In a lot of ways, you can describe this book as “the road less traveled.”

Nashville-based photographer Jay Farrell’s “Route 66 Roadscapes: Stores Through the Lens” (224 pages, hardback, color images), generally avoids the nostalgia that permeates much of old U.S. 66, although a few familiar landmarks occasionally appear.

Instead, many of the images in this volume show rusty old cars and the ruins of buildings along the road. Farrell sought to show “a perspective that diverges from the typical tourist focus on mainstream attractions.”

Adding to the nonconventional aspect was that Farrell used a simple Leica camera instead of lugging around many lenses and equipment. Leicas contain only one focal length, which Farrell says challenges him professionally and gets him “up close and personal” with his subjects.

Farrell traveled old Route 66 in chunks from 2022 to 2024, including a trip specially for the 13.2 miles of the Mother Road in Kansas because of bad weather a previous time. He noted most of the images came from rural places and small towns, not the large cities.

Farrell’s book can be ordered through his author website, including autographed copies.

After a brief history of Route 66, the book goes into an east-to-west format with its images, with Farrell’s descriptions or musings in a couple of sentences below each one.

In the Illinois section, Farrell’s dark image of a lonely road and power poles during a rainstorm evokes the Dust Bowl of the 1930s. Also striking are images of the declining Honnegar’s Grain Elevator near Pontiac.

Route 66 enthusiasts probably will feel a pang upon seeing images of a quiet Henry’s Rabbit Ranch in Staunton. Owner Rich Henry was not around at the time, and he died two months after Farrell’s last visit there.

Farrell likes taking pictures of rusty, often-defunct old cars. One striking image is a decaying (and rare) Studebaker pickup truck.
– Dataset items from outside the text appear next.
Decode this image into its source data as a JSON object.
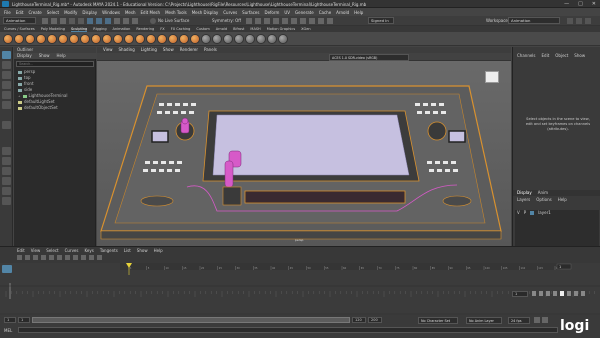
{
  "window": {
    "title": "LighthouseTerminal_Rig.mb* - Autodesk MAYA 2024.1 - Educational Version: C:\\Projects\\Lighthouse\\RigFile\\Resources\\Lighthouse\\LighthouseTerminal\\LighthouseTerminal_Rig.mb",
    "controls": [
      "—",
      "□",
      "✕"
    ]
  },
  "menubar": [
    "File",
    "Edit",
    "Create",
    "Select",
    "Modify",
    "Display",
    "Windows",
    "Mesh",
    "Edit Mesh",
    "Mesh Tools",
    "Mesh Display",
    "Curves",
    "Surfaces",
    "Deform",
    "UV",
    "Generate",
    "Cache",
    "Arnold",
    "Help"
  ],
  "status": {
    "menuset": "Animation",
    "no_live_surface": "No Live Surface",
    "symmetry": "Symmetry: Off",
    "user": "Signed In",
    "workspace_label": "Workspace:",
    "workspace": "Animation"
  },
  "shelf_tabs": [
    "Curves / Surfaces",
    "Poly Modeling",
    "Sculpting",
    "Rigging",
    "Animation",
    "Rendering",
    "FX",
    "FX Caching",
    "Custom",
    "Arnold",
    "Bifrost",
    "MASH",
    "Motion Graphics",
    "XGen"
  ],
  "outliner": {
    "title": "Outliner",
    "menu": [
      "Display",
      "Show",
      "Help"
    ],
    "search_placeholder": "Search...",
    "items": [
      "persp",
      "top",
      "front",
      "side",
      "LighthouseTerminal",
      "defaultLightSet",
      "defaultObjectSet"
    ]
  },
  "viewport": {
    "menu": [
      "View",
      "Shading",
      "Lighting",
      "Show",
      "Renderer",
      "Panels"
    ],
    "camera_label": "persp",
    "color_space": "ACES 1.0 SDR-video (sRGB)"
  },
  "channel_box": {
    "menu": [
      "Channels",
      "Edit",
      "Object",
      "Show"
    ],
    "empty_message": "Select objects in the scene to view, edit and set keyframes on channels (attributes)."
  },
  "display_layers": {
    "tabs": [
      "Display",
      "Anim"
    ],
    "menu": [
      "Layers",
      "Options",
      "Help"
    ],
    "layer_v": "V",
    "layer_p": "P",
    "layer_name": "layer1"
  },
  "graph_editor": {
    "menu": [
      "Edit",
      "View",
      "Select",
      "Curves",
      "Keys",
      "Tangents",
      "List",
      "Show",
      "Help"
    ],
    "ticks": [
      "1",
      "5",
      "10",
      "15",
      "20",
      "25",
      "30",
      "35",
      "40",
      "45",
      "50",
      "55",
      "60",
      "65",
      "70",
      "75",
      "80",
      "85",
      "90",
      "95",
      "100",
      "105",
      "110",
      "115",
      "120"
    ],
    "current_frame": "1",
    "range_start": "1",
    "range_end": "120",
    "anim_start": "1",
    "anim_end": "200",
    "no_character_set": "No Character Set",
    "no_anim_layer": "No Anim Layer",
    "fps": "24 fps"
  },
  "commandline": {
    "language": "MEL"
  },
  "watermark": "logi",
  "colors": {
    "accent": "#5285a6",
    "playhead": "#e6d23a",
    "keyframe": "#b8362e",
    "shelf_icon": "#d9873c"
  }
}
And he took a bunch of pictures of old vehicles in an undisclosed auto boneyard in the Texas Panhandle.

Nighttime images of the Avon Motor Court from the book.
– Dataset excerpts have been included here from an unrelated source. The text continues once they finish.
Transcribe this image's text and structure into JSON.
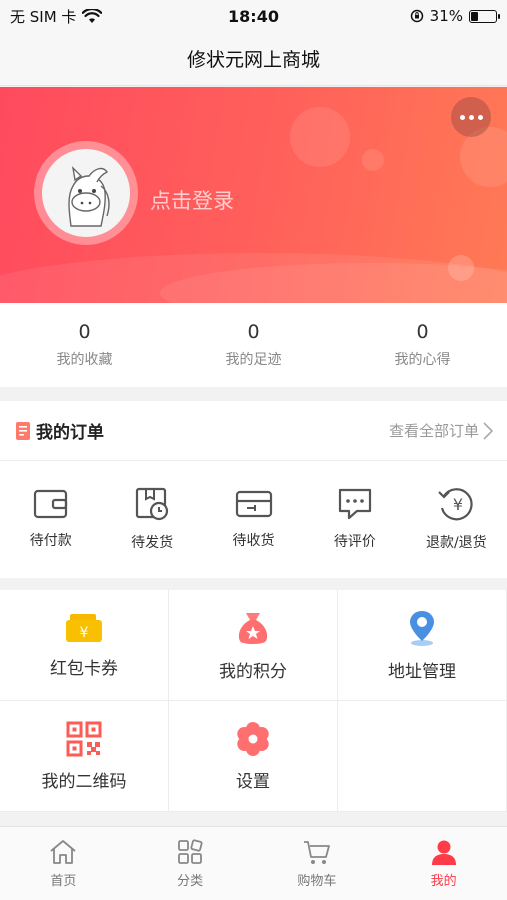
{
  "status_bar": {
    "carrier": "无 SIM 卡",
    "time": "18:40",
    "battery": "31%",
    "battery_level": 0.31
  },
  "nav": {
    "title": "修状元网上商城"
  },
  "profile": {
    "login_text": "点击登录",
    "more_icon": "ellipsis-icon",
    "avatar_icon": "horse-avatar-icon"
  },
  "stats": [
    {
      "value": "0",
      "label": "我的收藏"
    },
    {
      "value": "0",
      "label": "我的足迹"
    },
    {
      "value": "0",
      "label": "我的心得"
    }
  ],
  "orders": {
    "title": "我的订单",
    "view_all": "查看全部订单",
    "items": [
      {
        "label": "待付款",
        "icon": "wallet-icon"
      },
      {
        "label": "待发货",
        "icon": "package-clock-icon"
      },
      {
        "label": "待收货",
        "icon": "card-icon"
      },
      {
        "label": "待评价",
        "icon": "comment-icon"
      },
      {
        "label": "退款/退货",
        "icon": "refund-yen-icon"
      }
    ]
  },
  "features": [
    {
      "label": "红包卡券",
      "icon": "coupon-icon"
    },
    {
      "label": "我的积分",
      "icon": "money-bag-icon"
    },
    {
      "label": "地址管理",
      "icon": "location-pin-icon"
    },
    {
      "label": "我的二维码",
      "icon": "qr-code-icon"
    },
    {
      "label": "设置",
      "icon": "gear-icon"
    }
  ],
  "tabbar": [
    {
      "label": "首页",
      "icon": "home-icon"
    },
    {
      "label": "分类",
      "icon": "category-icon"
    },
    {
      "label": "购物车",
      "icon": "cart-icon"
    },
    {
      "label": "我的",
      "icon": "user-icon",
      "active": true
    }
  ],
  "colors": {
    "accent": "#ff3b49",
    "banner_start": "#ff4a5e",
    "banner_end": "#ff7a55",
    "coupon": "#f8c000",
    "bag": "#ff6f6f",
    "pin": "#4a90e2",
    "qr": "#ff5b55"
  }
}
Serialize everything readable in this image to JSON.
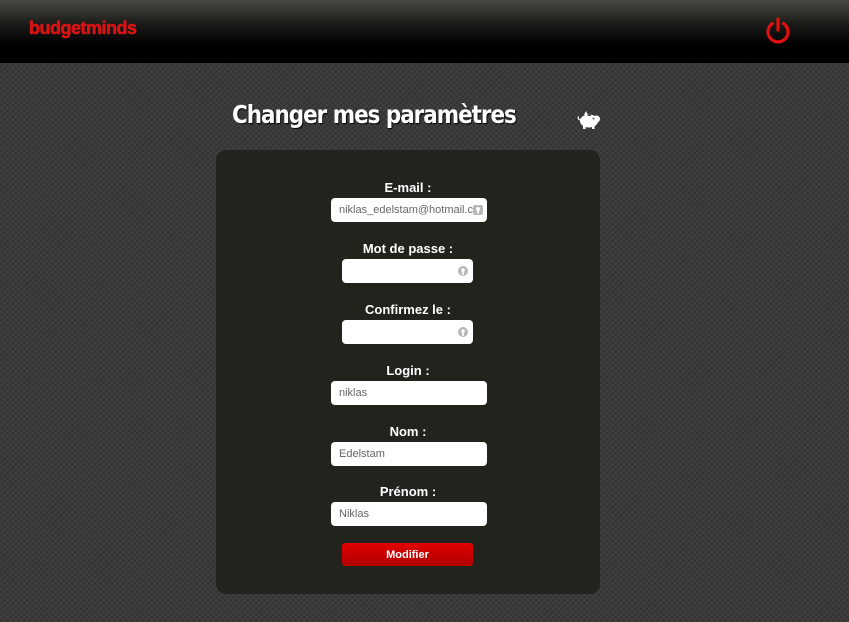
{
  "header": {
    "logo_text": "budgetminds",
    "brand_color": "#e01010",
    "power_icon": "power-icon"
  },
  "page": {
    "title": "Changer mes paramètres",
    "title_icon": "piggy-bank-icon"
  },
  "form": {
    "email": {
      "label": "E-mail :",
      "value": "niklas_edelstam@hotmail.com"
    },
    "password": {
      "label": "Mot de passe :",
      "value": ""
    },
    "confirm": {
      "label": "Confirmez le :",
      "value": ""
    },
    "login": {
      "label": "Login :",
      "value": "niklas"
    },
    "nom": {
      "label": "Nom :",
      "value": "Edelstam"
    },
    "prenom": {
      "label": "Prénom :",
      "value": "Niklas"
    },
    "submit_label": "Modifier",
    "submit_color": "#d00000"
  }
}
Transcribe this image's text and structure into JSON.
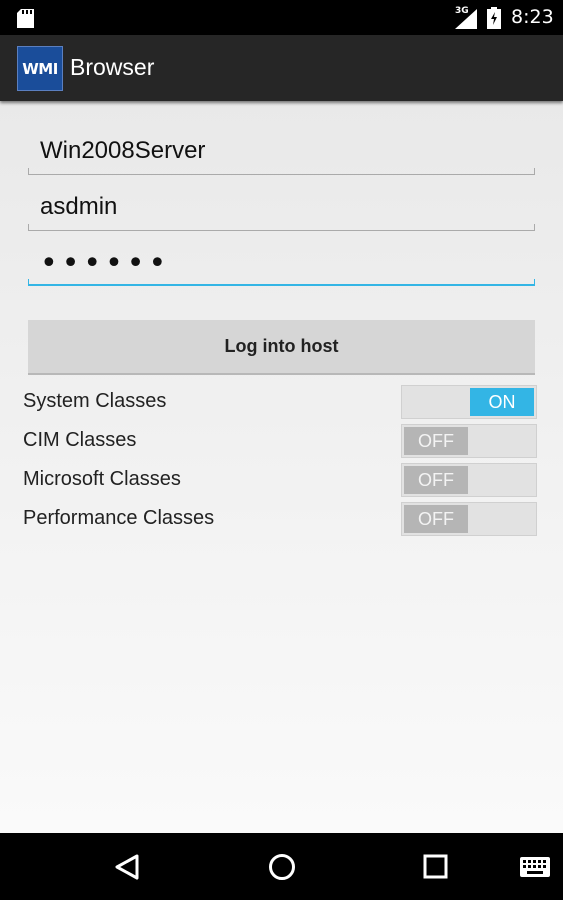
{
  "status_bar": {
    "network_type": "3G",
    "time": "8:23"
  },
  "action_bar": {
    "logo_text": "WMI",
    "title": "Browser"
  },
  "form": {
    "host_value": "Win2008Server",
    "username_value": "asdmin",
    "password_mask": "••••••",
    "login_label": "Log into host"
  },
  "toggles": [
    {
      "label": "System Classes",
      "state": "ON"
    },
    {
      "label": "CIM Classes",
      "state": "OFF"
    },
    {
      "label": "Microsoft Classes",
      "state": "OFF"
    },
    {
      "label": "Performance Classes",
      "state": "OFF"
    }
  ],
  "icons": {
    "sd_card": "sd-card-icon",
    "signal": "cell-signal-icon",
    "battery": "battery-charging-icon",
    "back": "back-icon",
    "home": "home-icon",
    "recents": "recents-icon",
    "keyboard": "keyboard-icon"
  },
  "colors": {
    "accent": "#33b5e5",
    "action_bar": "#262626",
    "logo_bg": "#1a4d9a"
  }
}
Farrell captured striking images of ruins along the Mother Road, including an abandoned but eerily untouched room at the Dixie Motel and Cafe in McLean, Texas; the remains of Fort Wingate near Gallup, New Mexico; and what’s left of George Air Force Base near Victorville, California.

He took a few images of neon signs, including of Roy’s Cafe & Motel in Amboy, California. With one image of its sign, Farrell moved the camera in a circular motion, creating an interesting effect.

Some of Farrell’s most fascinating images were created with long-exposure shots and colored light panels. Places such as the long-abandoned Avon Motor Court in Afton, Oklahoma; Rainbow Bridge in Baxter Springs, Kansas; an abandoned traincar in Galena, Kansas; and the ruins at Two Guns, Arizona, are seen in literally new light.

One gets the impression that Farrell produced these images with thought, care and even determination.

Recalling the time he took a picture of a rusted GMC near Texola, Oklahoma, “as I knelt in the field to compose the shot, sand spurs lodged into the palm of my hand and my knee. I spent days picking thorns out. So be it.”